On the lower level, there are tools such as apgdiff that compare the old and new schemas and use that comparison to generate DDL statements that bring you from one version to the next. Such automatically generated DDLs can form the basis of the upgrade scripts that Sqitch or Flyway then manage.
Some ORMs also come with frameworks that promise to manage schema migrations for you. Carefully evaluate whether they allow rollbacks without losing data.
Structure
If you decouple application deployments from schema deployments, it follows that you must have at least two separately deployable packages: one for the application and one for the database schema and schema migration scripts. If you want or have to support rollbacks of database schemas, you must remember that you need the metadata associated with the new schema to be able to roll back to the old version.

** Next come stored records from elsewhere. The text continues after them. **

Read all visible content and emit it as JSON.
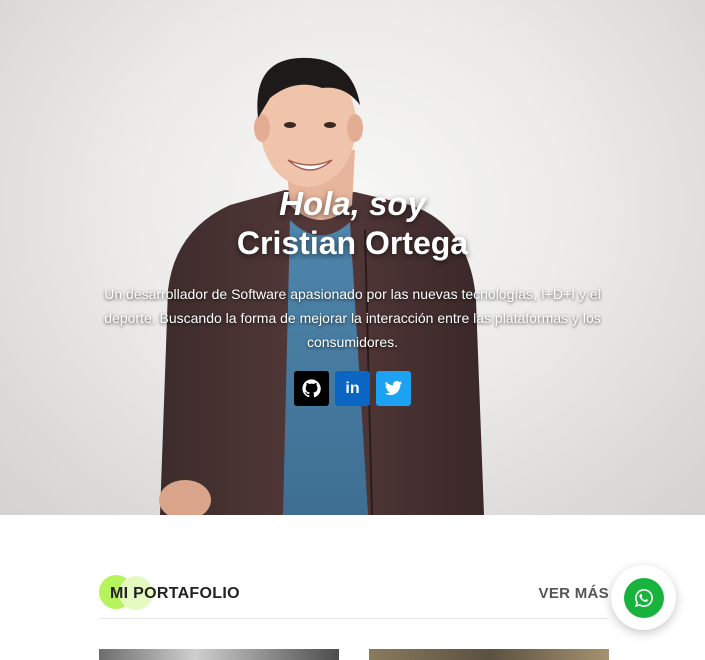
{
  "hero": {
    "greeting": "Hola, soy",
    "name": "Cristian Ortega",
    "description": "Un desarrollador de Software apasionado por las nuevas tecnologías, I+D+I y el deporte. Buscando la forma de mejorar la interacción entre las plataformas y los consumidores."
  },
  "socials": [
    {
      "icon": "github-icon",
      "color": "#000000"
    },
    {
      "icon": "linkedin-icon",
      "label": "in",
      "color": "#0a66c2"
    },
    {
      "icon": "twitter-icon",
      "color": "#1da1f2"
    }
  ],
  "portfolio": {
    "title": "MI PORTAFOLIO",
    "see_more": "VER MÁS",
    "accent": "#b7f35c"
  },
  "whatsapp": {
    "icon": "whatsapp-icon",
    "color": "#17b33c"
  }
}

The database description for version 5 of the schema doesn’t know how to roll back from version 6 to version 5, because it knows nothing about version 6. So, you should always keep the newest version of the schema file package installed and separate the installed version from the currently active database version. The tooling that controls the schema migrations can be independent of the application and its schema, and so should live in a third software package.
No Silver Bullet
There is no single solution that manages all your data migrations automatically for you during your deployments. You have to carefully engineer the application and database changes to decouple and deploy them separately. This is typically more work on the application development side, but it buys you the ability to deploy and roll back without being blocked by database changes.
Tooling is available for some pieces but typically not for the big picture. Someone has to keep track of the application and schema versions—or automate them.
13.3 Summary
State held in a database can complicate application upgrades.
Incompatible data structure and schema changes can be broken up into several smaller steps, each of which is compatible with the previous one.
This allows application upgrades without downtime, at the cost of having to do several application and schema deployments.